Development fo type VI glandular trichomes
Glandular trichomes are multicellular structures, originating from epidermal cells that produce various food-, medicine- and agriculture-relevant chemicals. The glandular trichomes of tomato (Solanum lycopersicum) are capable of making a diverse array of (specialized) metabolites. The type VI glandular trichomes of cultivated tomato make, amongst other metabolites, a bouquet of volatile mono- and sesquiterpenes, which are involved in the direct or indirect defense against herbivores. The biosynthesis of some of these terpenes is induced by the hormone jasmonic acid (JA), upon herbivory. How multicellular glandular trichomes develop is unknown and the regulation of volatile terpene biosynthesis remains enigmatic.

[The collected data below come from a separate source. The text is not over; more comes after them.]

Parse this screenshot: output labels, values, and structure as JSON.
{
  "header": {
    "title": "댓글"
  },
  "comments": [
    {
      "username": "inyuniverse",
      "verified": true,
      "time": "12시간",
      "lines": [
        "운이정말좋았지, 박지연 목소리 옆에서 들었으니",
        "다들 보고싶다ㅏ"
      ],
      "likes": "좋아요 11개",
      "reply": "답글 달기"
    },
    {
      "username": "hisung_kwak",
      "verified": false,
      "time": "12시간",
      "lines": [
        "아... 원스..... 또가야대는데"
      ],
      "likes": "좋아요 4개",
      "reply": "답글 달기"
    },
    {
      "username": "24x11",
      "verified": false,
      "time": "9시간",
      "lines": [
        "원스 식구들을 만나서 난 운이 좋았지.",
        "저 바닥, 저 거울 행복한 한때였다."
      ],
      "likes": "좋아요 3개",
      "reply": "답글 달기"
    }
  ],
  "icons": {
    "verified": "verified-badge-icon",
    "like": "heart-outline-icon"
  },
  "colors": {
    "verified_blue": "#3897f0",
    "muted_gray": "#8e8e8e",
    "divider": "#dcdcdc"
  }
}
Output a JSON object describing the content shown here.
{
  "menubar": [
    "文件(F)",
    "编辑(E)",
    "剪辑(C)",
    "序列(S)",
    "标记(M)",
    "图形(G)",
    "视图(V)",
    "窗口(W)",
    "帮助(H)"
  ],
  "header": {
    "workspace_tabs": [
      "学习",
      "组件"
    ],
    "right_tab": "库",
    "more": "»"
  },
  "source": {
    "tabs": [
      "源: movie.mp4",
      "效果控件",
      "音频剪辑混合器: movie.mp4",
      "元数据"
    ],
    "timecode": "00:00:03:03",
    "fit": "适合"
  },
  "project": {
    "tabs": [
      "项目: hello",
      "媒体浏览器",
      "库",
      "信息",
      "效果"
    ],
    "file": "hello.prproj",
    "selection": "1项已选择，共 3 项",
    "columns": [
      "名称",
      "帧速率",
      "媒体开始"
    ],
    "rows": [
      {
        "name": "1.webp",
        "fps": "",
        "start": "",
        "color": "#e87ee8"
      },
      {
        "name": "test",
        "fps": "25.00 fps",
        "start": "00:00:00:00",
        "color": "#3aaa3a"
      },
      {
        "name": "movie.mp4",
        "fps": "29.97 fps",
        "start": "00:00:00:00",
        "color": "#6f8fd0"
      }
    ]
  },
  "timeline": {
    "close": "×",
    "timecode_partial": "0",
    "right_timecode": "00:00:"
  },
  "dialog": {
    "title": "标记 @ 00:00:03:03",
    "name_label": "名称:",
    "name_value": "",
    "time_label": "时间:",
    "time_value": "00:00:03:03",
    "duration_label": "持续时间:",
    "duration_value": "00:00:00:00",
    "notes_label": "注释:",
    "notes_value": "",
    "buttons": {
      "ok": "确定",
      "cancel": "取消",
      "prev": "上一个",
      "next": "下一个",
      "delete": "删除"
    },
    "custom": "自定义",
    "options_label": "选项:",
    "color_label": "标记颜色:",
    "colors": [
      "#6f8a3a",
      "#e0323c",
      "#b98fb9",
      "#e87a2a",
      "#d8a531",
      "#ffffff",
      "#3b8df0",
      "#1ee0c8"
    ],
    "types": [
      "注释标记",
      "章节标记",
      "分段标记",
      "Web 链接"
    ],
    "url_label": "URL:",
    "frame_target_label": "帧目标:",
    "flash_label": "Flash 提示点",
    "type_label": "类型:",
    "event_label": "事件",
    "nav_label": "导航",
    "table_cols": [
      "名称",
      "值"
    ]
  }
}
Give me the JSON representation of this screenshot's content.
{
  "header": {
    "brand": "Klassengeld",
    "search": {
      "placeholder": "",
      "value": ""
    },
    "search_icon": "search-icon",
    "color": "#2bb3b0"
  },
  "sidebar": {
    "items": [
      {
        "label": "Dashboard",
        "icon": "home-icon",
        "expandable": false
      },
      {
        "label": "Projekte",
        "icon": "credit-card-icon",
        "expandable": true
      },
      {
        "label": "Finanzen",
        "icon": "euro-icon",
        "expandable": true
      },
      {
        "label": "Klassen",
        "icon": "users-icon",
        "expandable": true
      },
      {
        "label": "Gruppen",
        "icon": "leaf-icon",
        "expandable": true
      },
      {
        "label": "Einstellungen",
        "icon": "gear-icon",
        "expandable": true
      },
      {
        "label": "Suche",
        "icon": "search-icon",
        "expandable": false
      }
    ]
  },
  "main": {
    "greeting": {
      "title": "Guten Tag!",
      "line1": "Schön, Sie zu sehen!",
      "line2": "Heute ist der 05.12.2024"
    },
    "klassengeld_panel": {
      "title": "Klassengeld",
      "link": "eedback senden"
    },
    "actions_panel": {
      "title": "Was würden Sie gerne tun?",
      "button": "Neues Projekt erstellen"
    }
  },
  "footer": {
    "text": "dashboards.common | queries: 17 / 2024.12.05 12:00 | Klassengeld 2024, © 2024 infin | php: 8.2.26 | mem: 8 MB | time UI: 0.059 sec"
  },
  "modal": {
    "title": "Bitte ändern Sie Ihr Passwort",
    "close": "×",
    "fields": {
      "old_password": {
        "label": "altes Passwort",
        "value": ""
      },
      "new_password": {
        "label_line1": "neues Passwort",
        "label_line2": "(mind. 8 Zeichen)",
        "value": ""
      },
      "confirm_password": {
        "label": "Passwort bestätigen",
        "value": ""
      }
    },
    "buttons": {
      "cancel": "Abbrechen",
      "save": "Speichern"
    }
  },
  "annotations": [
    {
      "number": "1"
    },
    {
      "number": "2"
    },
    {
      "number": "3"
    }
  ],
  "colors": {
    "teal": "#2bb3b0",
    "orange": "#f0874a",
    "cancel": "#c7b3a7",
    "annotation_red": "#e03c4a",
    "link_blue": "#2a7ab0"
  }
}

To identify genes involved in controlling the development of type VI glandular trichomes in tomato.
To identify genes involved in regulating terpene biosynthesis in glandular trichomes.
The knowledge from this project may be applicable to improve glandular trichome density and mono- sesquiterpenes production in crops, in order to boost direct defenses against pests or to obtain fewer glandular trichomes to achieve better biological control. Characterization of candidate target genes from this research will not only allow functional identification but can be helpful to select alleles that can potentially alter insect resistance in crops.
The main objectives of this project are: a) to verify the hypothesis that other molecular players act upstream, downstream or in a network with transcription factor 1 (TF1) in its regulating role. b) to reveal how TF1 regulates in glandular trichomes the biosynthesis of volatile terpenes and if it controls the production of other specialized metabolites.
In the first year, the TF1 promoter will be cloned and characterized in silico using bioinformatics tools and in vivo by fusing the TF1 promoter to the GUS-GFP reporter. TF1 will be cloned under control of a beta-estradiol inducible promoter or fused with GFP reporter gene under control of a constitutive promoter construct, for further experiments. Transgenic plants overexpressing TF1 will be characterized. Bioinformatic studies will be done to find putative orthologs of TF1.
In the second year, the constructs will be transformed using Agrobacterium tumefaciens into cultivated tomato plants. The resulting transgenic plants will be characterized and grown to obtain seeds. The promoter of TF1 will be used for Yeast-one-hybrid (Y1H) assays to find proteins that could regulate TF1 expression. RNAseq transcriptome analyses will be performed on transgenic lines overexpressing TF1 and lines in which TF1 is knocked down or knocked out.
In the third year RNAseq analyses will be performed of lines expressing TF1 under beta-estradiol inducible promoter treated with estradiol. Collectively, all RNAseq and Y1H experiments will lead to a list of genes putatively involved in the TF1 regulatory network. Transgenic lines for some of these candidates will be created in the third year to characterize their function. The fourth year will focus on analyzing these transgenic plants.